16番や17番ではショットが散ったが、スーパーセーブで一歩も引かず、史上まれにみる激闘に、幾度ガッツポーズを握ったか。
本戦最後の18番では残り3メートルのパーパットを残して、ついに蟬川に並ばれたが、自分もしのいでプレーオフ進出を決め、「よしゃー」と雄たけび、右こぶしを振り下ろすこと3回。
でも、ガッツポーズの数以上に際立ったのは、相手の好プレーを称える姿だった。
蟬川がバンカーからチップインイーグルを沈めた2番も、最後バーディで追いつかれた18番でさえ、蟬川にグータッチを差し出し、笑顔でごっつんこ。
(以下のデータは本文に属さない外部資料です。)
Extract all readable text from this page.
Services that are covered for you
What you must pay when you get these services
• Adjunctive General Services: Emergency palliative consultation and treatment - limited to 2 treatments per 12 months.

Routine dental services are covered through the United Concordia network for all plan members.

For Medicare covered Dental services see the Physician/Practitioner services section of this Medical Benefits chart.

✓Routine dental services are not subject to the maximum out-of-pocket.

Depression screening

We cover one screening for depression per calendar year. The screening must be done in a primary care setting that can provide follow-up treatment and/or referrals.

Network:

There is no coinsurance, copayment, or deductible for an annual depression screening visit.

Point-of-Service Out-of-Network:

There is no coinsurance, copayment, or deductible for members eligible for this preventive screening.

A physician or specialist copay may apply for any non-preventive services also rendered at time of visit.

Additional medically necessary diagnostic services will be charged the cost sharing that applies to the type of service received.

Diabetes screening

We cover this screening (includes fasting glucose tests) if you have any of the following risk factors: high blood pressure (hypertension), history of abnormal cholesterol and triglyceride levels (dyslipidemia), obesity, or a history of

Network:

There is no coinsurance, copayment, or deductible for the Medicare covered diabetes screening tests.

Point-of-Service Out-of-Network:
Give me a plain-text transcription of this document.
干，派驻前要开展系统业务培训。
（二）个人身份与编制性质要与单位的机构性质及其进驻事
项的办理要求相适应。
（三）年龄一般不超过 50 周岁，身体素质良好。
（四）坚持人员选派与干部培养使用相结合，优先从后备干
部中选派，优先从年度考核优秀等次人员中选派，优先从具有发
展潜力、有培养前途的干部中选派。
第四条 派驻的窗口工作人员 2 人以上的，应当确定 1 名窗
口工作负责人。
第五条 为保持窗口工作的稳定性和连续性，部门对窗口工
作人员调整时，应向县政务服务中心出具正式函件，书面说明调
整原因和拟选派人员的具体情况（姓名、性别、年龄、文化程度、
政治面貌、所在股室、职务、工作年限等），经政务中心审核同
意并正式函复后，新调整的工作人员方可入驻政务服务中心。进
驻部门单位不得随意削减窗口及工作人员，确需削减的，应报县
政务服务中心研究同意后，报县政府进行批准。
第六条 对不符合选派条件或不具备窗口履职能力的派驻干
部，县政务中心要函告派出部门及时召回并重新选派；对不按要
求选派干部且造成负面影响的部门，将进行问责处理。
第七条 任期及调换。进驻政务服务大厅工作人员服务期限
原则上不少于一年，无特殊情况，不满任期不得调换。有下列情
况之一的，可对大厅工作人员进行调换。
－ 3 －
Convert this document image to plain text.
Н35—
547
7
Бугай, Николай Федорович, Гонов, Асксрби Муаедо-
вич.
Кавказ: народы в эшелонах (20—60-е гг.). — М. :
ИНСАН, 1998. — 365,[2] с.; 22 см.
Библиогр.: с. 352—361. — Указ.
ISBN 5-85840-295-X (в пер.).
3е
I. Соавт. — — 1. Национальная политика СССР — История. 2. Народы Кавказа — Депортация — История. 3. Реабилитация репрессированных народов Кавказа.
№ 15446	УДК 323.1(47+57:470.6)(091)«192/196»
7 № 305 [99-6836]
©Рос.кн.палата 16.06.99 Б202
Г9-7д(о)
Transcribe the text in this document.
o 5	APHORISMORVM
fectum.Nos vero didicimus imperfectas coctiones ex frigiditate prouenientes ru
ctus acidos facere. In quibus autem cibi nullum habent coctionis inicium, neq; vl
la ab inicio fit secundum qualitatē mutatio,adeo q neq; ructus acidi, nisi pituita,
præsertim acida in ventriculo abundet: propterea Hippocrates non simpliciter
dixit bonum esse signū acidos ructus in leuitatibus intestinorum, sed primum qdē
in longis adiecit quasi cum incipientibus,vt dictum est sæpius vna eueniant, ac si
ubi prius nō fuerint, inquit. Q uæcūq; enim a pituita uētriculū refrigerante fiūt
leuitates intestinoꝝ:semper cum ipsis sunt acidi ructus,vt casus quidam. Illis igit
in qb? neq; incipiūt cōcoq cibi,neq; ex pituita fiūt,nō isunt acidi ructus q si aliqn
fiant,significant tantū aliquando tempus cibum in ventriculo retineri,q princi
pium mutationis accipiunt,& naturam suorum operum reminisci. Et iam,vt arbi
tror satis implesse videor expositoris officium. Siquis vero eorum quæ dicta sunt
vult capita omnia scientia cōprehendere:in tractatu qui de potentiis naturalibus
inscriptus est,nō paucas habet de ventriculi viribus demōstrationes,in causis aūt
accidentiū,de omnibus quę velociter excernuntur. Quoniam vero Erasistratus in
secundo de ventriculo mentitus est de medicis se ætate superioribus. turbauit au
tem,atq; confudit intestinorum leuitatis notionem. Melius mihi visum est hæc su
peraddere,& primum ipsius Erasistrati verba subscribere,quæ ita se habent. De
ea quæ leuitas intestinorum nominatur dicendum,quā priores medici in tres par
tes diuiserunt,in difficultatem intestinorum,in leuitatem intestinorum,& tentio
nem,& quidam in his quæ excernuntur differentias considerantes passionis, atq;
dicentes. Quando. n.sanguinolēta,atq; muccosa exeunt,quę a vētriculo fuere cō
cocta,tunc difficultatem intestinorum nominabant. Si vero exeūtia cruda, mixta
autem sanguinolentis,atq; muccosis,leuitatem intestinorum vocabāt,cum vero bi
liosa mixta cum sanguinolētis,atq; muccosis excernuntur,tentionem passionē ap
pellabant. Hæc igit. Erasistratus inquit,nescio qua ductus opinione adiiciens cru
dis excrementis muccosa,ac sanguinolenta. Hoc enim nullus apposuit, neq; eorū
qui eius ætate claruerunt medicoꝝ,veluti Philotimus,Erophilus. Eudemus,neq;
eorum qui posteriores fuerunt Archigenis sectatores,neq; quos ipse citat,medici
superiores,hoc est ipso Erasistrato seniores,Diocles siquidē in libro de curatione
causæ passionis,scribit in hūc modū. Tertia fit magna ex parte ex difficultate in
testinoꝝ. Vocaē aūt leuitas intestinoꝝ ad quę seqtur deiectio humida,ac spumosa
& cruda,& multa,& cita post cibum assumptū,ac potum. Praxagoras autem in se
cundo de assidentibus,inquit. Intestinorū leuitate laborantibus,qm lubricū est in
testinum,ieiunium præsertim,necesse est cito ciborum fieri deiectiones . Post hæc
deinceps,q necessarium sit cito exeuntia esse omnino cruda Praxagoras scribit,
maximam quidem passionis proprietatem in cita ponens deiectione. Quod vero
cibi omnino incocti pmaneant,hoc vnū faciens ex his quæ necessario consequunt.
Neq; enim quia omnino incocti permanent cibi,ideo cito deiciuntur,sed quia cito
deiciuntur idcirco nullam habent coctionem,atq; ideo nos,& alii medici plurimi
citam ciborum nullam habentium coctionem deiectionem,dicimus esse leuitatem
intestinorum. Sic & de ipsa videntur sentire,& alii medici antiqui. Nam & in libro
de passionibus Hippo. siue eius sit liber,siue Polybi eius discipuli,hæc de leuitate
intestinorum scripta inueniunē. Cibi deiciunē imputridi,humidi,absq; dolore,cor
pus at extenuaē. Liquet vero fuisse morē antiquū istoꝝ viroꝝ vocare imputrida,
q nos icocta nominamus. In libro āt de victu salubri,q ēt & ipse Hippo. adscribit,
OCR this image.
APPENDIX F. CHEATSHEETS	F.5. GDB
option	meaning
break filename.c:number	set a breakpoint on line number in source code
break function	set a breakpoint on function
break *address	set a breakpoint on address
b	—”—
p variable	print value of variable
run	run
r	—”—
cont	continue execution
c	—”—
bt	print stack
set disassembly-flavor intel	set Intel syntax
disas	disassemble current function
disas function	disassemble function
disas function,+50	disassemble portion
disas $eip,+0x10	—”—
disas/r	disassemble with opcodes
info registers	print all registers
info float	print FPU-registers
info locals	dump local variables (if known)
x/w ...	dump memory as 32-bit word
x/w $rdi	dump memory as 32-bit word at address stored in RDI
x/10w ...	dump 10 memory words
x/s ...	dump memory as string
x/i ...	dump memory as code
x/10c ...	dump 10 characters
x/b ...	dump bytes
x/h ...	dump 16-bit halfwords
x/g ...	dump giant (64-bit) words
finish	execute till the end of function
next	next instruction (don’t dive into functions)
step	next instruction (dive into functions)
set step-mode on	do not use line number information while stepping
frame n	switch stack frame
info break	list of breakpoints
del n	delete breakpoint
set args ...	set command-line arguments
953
「蟬川選手、うまかったですね。途中、勝負の流れがこっちに傾いた時でも攻めの手を緩めず、最後まで戦ったから優勝した。2枚も3枚も上手」と、ほめちぎった。
1ホール目の"バーディトライ"がカップに届かず惜敗したが、「18番ホールは本来パー以上(4以上)のスコアになるホール。それを、3ー3(バーディーバーディ)で上るというのはショット力の高さ」と本戦、プレーオフ共に“連続バーディ”で優勝した蟬川を絶賛し、「自分は17、18番をしのいで背伸びをしながらついていくようなプレーでしたので、最後に決定打を打たれた」と、潔かった。
蟬川が、「未来夢(みくむ)さんの声援が凄かったので。未来夢さんに勝ってほしいと思っているギャラリーさんに負けないように頑張りました」と、V会見で明かしたとおり、「未来夢、未来夢」の、大合唱を浴びながらのプレー。
「いずれ終盤は、敵となる相手ですけど、途中脱落しないように、最終組の中から優勝者を出すぞ、という」。
同組の米澤も巻き込み鬼気迫る好ゲームで大ギャラリーをひきつけながら、誰よりいちばんエンジョイした。
「楽しかった。こういう緊張する場面でプレーできるのはすごく幸せなこと」。
最強のグッドルーザーは、負けたと同時に即、勝者の水シャワーに加わり満面笑みで蟬川をお祝いしていた。
※タイトルと一部記事を修正いたしました。申し訳ございませんでした。